La insidia era demasiado manifiesta y villana para que Jesús, que no hacía acepción de personas, no la pusiese de relieve: lo primero que hace es descubrir ante el pueblo sus intenciones perversas:

“Pero Jesús, conociendo su malicia, les dijo: ¿por qué me tientan? Enséñenme la moneda del impuesto”.

Jesús no puede dar contestación a esa pregunta en el sentido que esperan quienes se la hacen. Jesús sitúa el planteamiento de la cuestión a un nivel más profundo: lo importante es que el hombre, que lleva en sí grabada la imagen de Dios, se entregue por completo a Él. En este caso, puesto que los fariseos y sus discípulos aceptan la autoridad y los beneficios del imperio romano, que so­porten también sus leyes y exigencias.

Evitemos la hipocresía aduladora. Es la gran desgracia de los grandes hombres, o de aquellos que ocupan puestos elevados y de responsabilidad.

Es interesantísimo el momento: la sabiduría de Jesús va a confundir la maldad de sus adversarios:

“Le presentaron un denario. Él les preguntó: ¿De quién es esta cara y esta inscripción?”.

“Le respondieron: «Del César»”.

“Entonces les dijo: «Pues denle al César lo que es del César y a Dios lo que es de Dios»”.

Jesús reconoció la autoridad civil y sus derechos, mandando pagar el tributo al César, pero avisó claramente que había que guardar los derechos superiores de Dios.
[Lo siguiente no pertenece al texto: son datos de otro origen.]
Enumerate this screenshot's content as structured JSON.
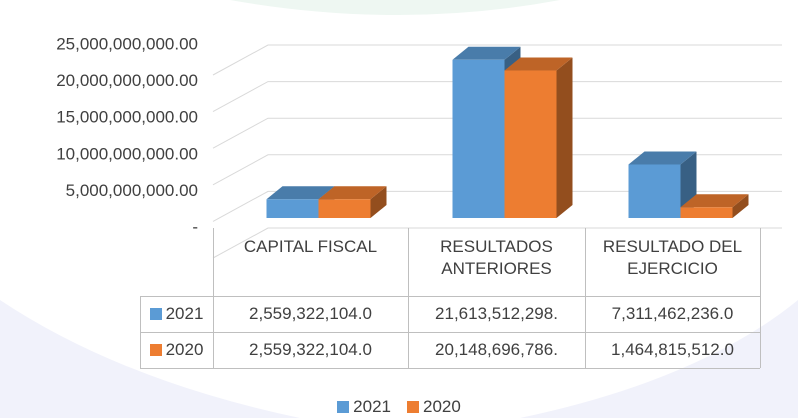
{
  "chart_data": {
    "type": "bar3d",
    "categories": [
      "CAPITAL FISCAL",
      "RESULTADOS ANTERIORES",
      "RESULTADO DEL EJERCICIO"
    ],
    "series": [
      {
        "name": "2021",
        "color": "#5b9bd5",
        "values": [
          2559322104,
          21613512298,
          7311462236
        ],
        "value_labels": [
          "2,559,322,104.0",
          "21,613,512,298.",
          "7,311,462,236.0"
        ]
      },
      {
        "name": "2020",
        "color": "#ed7d31",
        "values": [
          2559322104,
          20148696786,
          1464815512
        ],
        "value_labels": [
          "2,559,322,104.0",
          "20,148,696,786.",
          "1,464,815,512.0"
        ]
      }
    ],
    "ylim": [
      0,
      25000000000
    ],
    "yticks": [
      {
        "value": 0,
        "label": "-"
      },
      {
        "value": 5000000000,
        "label": "5,000,000,000.00"
      },
      {
        "value": 10000000000,
        "label": "10,000,000,000.00"
      },
      {
        "value": 15000000000,
        "label": "15,000,000,000.00"
      },
      {
        "value": 20000000000,
        "label": "20,000,000,000.00"
      },
      {
        "value": 25000000000,
        "label": "25,000,000,000.00"
      }
    ],
    "grid": true,
    "legend": "bottom"
  }
}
Muy sabia respuesta que ha pasado a ser en todos los pueblos un adagio en que maravillosamente se concretan los deberes y derechos de los hombres en las relaciones con Dios y con las autoridades de la tierra. Estas tienen derecho a exigir justos tributos; los súbditos tienen el deber de pagarlos; ello debe ser sin mengua de los derechos de Dios y de la religión; cuando hay colisión, primero es Dios que los poderes de la tierra, que no pueden exigir nada contra la piedad y los preceptos del Señor.

Dice san Juan Crisóstomo: “Cuando oigas estas palabras, sepas que ellas sólo se refieren a lo que no es en perjuicio de la piedad y del servicio de Dios: que si así no fuera, no es tributo del César, sino del diablo”.

Añade san Hilario: “Paguemos a Dios lo que de Dios es: el cuerpo, el alma, la voluntad; somos la moneda de Dios, que llevamos grabada su efigie, y a Dios nos debemos. Pero el oro, que lleva la efigie del César démoslo al César, en la justa medida que él lo reclame. Al César las riquezas; pero a Dios la conciencia, que es la máxima de las riquezas”.

Nos enseña el Catecismo: “El ciudadano tiene obligación en conciencia de no seguir las prescripciones de las autoridades civiles cuando estos preceptos son contrarios a las exigencias del orden moral, a los derechos fundamentales de las personas o a las enseñanzas del Evangelio. El rechazo de la obediencia a las autoridades civiles, cuando sus exigencias son contrarias a las de la recta conciencia, tiene su justificación en la distinción entre el servicio de Dios y el servicio de la comunidad política”.

La actitud de Jesús, manifestada en la respuesta que les da, radica en conjugar la opción social de pagar el impuesto al César con la opción religiosa de fidelidad a Dios que implica una total e íntegra dedicación a quien es, verdaderamente, el único Se­ñor.

Es esto un símbolo y un presagio de lo que ha sucedido en el decurso de la historia: la verdad de Jesús ha triunfado, en sus dos formas de combate, del pensamiento humano: en cuanto lo ha conquistado con los prestigios de la verdad misma; y en cuanto ha deshecho todo reparo, todo error, toda insidia de la inteligencia del hombre, en todos los siglos y en todos los planos en que se ha entablado la disputa.